Impossible d'écrire sur le serveur alors qu'avec fetch j'accède parfaitement a mon dossier pageperso free

Semble être un bug iweb......


----------



## zepatente (28 Janvier 2009)

quel est ton type de serveur afin que je valide mon doute


----------



## shuby (29 Janvier 2009)

ou trouver cette info?


----------



## Deleted member 18124 (29 Janvier 2009)

Je suis chez Orange et j'ai le même problème (déjà signalé sur le fil des premières impressions sur iLife '09). Et j'ai aussi constaté la présence du fichier de test sur mon FTP.

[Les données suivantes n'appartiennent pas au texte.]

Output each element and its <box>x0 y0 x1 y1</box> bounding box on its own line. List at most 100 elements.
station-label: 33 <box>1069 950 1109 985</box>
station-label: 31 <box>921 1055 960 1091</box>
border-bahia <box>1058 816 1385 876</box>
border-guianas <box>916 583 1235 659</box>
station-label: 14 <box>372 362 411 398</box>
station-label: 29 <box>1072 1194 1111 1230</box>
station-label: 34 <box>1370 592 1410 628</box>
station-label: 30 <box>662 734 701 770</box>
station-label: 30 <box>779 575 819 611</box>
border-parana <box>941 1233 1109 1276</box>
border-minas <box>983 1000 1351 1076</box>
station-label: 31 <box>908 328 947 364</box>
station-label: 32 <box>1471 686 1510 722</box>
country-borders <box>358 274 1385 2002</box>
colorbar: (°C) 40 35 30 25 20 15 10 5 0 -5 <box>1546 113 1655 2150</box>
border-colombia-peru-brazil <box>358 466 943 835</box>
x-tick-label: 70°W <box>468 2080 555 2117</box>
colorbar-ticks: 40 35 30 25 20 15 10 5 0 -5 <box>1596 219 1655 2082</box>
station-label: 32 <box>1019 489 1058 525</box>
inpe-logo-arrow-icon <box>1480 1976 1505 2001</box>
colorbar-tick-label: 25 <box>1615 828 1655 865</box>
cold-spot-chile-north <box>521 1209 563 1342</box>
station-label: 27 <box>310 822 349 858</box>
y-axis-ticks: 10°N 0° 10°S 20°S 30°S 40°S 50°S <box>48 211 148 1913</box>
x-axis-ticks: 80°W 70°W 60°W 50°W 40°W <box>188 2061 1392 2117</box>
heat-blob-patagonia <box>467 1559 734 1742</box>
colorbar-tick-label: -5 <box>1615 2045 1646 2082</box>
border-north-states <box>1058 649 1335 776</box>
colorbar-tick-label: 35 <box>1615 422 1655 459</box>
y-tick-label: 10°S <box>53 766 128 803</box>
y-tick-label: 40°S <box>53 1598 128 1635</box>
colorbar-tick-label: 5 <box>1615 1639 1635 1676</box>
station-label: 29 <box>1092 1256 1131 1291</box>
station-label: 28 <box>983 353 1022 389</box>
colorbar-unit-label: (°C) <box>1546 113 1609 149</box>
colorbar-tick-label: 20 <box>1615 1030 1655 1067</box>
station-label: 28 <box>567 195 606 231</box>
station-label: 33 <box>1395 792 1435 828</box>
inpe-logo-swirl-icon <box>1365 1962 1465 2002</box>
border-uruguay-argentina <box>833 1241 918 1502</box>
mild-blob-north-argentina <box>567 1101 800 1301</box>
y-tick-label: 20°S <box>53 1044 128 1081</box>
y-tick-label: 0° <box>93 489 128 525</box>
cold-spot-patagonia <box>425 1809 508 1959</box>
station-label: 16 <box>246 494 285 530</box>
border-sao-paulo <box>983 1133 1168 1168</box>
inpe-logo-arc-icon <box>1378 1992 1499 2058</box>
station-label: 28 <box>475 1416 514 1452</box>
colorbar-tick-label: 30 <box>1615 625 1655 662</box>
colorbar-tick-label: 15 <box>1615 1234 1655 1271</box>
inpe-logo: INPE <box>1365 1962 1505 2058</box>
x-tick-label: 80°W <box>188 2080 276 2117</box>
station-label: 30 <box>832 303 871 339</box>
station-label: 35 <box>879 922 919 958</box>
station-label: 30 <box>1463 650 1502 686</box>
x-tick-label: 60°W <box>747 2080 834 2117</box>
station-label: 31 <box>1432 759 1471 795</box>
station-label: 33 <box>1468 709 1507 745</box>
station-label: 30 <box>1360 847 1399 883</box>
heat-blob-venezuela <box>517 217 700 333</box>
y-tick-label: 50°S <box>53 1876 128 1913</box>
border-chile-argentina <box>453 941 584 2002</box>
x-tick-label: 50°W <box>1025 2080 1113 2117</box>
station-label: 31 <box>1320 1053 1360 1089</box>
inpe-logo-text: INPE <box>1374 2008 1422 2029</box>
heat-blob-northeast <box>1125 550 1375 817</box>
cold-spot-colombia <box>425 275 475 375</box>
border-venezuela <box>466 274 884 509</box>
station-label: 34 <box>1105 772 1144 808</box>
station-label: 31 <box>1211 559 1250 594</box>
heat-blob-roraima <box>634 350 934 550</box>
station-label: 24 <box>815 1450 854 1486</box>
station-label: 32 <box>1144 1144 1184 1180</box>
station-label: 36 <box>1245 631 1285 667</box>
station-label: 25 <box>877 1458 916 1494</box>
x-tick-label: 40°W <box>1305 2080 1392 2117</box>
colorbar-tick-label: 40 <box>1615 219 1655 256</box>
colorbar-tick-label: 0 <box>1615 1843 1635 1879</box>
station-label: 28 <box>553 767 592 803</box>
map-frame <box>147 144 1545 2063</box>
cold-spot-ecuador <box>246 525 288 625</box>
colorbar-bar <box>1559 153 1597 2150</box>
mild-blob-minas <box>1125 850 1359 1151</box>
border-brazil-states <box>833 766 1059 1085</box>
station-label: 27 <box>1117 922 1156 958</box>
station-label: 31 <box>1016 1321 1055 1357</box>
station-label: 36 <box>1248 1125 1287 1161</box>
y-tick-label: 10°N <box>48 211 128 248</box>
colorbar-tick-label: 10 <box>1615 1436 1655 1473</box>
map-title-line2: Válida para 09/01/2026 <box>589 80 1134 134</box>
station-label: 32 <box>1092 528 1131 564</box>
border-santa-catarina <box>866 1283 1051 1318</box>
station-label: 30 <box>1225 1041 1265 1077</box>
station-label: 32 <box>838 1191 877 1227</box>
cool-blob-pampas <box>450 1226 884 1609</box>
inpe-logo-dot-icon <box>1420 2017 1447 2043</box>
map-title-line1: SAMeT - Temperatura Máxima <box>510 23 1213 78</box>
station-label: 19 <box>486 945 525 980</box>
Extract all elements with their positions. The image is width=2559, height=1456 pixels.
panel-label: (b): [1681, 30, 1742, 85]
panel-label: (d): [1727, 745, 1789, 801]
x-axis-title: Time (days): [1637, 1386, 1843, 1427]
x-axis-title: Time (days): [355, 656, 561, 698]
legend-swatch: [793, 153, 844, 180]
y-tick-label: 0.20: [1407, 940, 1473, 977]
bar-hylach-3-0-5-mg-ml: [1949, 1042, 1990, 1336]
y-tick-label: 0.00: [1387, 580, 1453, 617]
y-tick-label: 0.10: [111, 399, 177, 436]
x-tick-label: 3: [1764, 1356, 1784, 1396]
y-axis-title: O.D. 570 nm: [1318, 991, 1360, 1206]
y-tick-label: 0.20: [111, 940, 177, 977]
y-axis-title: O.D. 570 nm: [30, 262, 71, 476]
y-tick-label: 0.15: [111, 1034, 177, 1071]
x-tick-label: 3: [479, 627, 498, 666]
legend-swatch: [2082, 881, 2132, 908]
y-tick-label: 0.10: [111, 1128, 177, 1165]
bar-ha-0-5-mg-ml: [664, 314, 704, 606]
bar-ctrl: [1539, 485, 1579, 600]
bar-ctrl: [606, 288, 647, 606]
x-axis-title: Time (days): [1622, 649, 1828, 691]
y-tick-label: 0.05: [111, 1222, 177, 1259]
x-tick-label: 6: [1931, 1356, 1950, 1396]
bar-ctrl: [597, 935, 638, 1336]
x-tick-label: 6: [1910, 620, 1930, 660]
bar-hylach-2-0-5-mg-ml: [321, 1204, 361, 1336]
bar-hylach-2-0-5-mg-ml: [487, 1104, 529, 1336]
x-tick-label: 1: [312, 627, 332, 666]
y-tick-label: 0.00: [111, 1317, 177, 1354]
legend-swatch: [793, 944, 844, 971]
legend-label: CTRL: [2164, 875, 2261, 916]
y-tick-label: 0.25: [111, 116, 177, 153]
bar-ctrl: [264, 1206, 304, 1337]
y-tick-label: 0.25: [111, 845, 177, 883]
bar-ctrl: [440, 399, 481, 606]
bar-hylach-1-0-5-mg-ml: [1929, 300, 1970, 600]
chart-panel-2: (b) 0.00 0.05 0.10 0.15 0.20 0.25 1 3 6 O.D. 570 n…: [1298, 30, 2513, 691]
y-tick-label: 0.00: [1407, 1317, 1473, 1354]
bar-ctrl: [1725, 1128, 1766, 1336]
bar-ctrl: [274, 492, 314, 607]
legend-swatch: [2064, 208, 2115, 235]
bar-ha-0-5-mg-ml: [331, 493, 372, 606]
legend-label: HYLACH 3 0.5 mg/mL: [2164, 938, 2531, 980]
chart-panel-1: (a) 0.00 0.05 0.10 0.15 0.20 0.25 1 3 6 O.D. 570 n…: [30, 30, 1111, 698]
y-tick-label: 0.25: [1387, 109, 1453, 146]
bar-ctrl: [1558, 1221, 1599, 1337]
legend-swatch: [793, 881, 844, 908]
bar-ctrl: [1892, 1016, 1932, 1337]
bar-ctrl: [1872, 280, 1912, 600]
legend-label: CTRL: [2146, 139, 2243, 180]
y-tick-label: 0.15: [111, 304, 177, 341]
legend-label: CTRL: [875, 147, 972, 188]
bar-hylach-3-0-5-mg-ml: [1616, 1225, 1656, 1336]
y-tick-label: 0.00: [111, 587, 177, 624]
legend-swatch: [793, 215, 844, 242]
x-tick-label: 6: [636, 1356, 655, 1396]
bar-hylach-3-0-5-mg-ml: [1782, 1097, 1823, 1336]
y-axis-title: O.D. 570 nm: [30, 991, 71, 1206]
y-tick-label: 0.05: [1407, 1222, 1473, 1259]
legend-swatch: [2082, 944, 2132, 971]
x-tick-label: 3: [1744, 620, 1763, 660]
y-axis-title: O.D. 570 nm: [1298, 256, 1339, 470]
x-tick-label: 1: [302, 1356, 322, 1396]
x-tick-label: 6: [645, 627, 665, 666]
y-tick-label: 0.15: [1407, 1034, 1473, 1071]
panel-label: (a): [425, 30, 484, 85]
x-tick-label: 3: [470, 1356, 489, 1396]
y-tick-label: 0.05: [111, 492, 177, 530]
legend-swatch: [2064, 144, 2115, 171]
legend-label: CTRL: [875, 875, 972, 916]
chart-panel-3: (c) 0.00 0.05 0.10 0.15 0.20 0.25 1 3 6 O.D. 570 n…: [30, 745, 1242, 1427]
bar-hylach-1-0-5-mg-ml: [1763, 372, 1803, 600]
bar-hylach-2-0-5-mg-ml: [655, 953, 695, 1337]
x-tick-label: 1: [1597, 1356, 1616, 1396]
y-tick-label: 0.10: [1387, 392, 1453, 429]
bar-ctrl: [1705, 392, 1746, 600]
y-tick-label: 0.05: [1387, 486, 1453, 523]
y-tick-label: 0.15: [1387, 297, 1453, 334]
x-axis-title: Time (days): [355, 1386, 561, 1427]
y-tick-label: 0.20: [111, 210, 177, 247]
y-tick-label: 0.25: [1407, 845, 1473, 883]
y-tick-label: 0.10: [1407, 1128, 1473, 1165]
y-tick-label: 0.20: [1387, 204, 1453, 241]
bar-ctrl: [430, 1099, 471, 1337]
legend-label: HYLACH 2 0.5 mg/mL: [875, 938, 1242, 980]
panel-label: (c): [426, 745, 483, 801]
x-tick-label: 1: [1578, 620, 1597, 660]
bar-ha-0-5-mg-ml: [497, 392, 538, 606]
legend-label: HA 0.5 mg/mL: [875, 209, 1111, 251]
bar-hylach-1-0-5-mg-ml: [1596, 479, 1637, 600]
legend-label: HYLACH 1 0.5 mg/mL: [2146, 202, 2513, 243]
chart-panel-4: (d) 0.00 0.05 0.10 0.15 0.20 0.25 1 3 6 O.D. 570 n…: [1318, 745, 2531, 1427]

Ca a donc tout l'air d'être un bug de iWeb '09. En attendant une solution, je fais comme avant : publication dans un dossier (qui marche toujours, heureusement) et transfert sur mon espace FTP avec FireFTP.


----------



## zepatente (29 Janvier 2009)

Iduck quel est le type de serveur chez orange ?


----------



## shuby (29 Janvier 2009)

mais comment faire pour savoir sur quel type de serveur on est???


----------



## zepatente (29 Janvier 2009)

j'ai chercher sur l'aide de free il le dise pas


----------



## Deleted member 18124 (29 Janvier 2009)

zepatente a dit:


> Iduck quel est le type de serveur chez orange ?


Aucune idée.


----------



## Ax6 (30 Janvier 2009)

Il me semble avoir lu quelque part (osxfacile), que iWeb n'uploader que sur un compte .mac (mobileme), et que pour héberger (genre chez free) il fallait publier dans un fichier et passer par un logiciel de transfert FTP tiers :



			
				osxfacile a dit:
			
		

> 2) Vous n'avez pas de compte "MobileMe" (ou vous en avez             un, mais préférez utiliser un autre serveur) :
> Dans ce cas, il vous faut préalablement enregistrer votre site sur             votre disque dur. Pour cela, allez dans le menu *"Fichier"/"Publier             dans un dossier"*.
> Votre site sera alors enregistré sur votre disque dur (par défaut             dans le dossier *"Sites"*).
> Utilisez un client FTP pour téléverser votre site             sur votre espace disque distant. À cet égard, je vous conseille bien             entendu l'excellent "Transmit" (voir astuce "Transmit" sur ce site).
> ...


Voilà pour la réponse, passons à ma question :

Je me suis inscrit chez free (RTC) gratuitement, pour avoir le ftp perso 10 Go, j'ai reçu le courrier avec mon mot de passe FREE, je me suis connecté ce midi à mon compte, j'ai activé mon espace perso (avec BDD mais je ne pense pas que ça change quoi que ce soit), et j'ai personnalisé le mot de passe ftp.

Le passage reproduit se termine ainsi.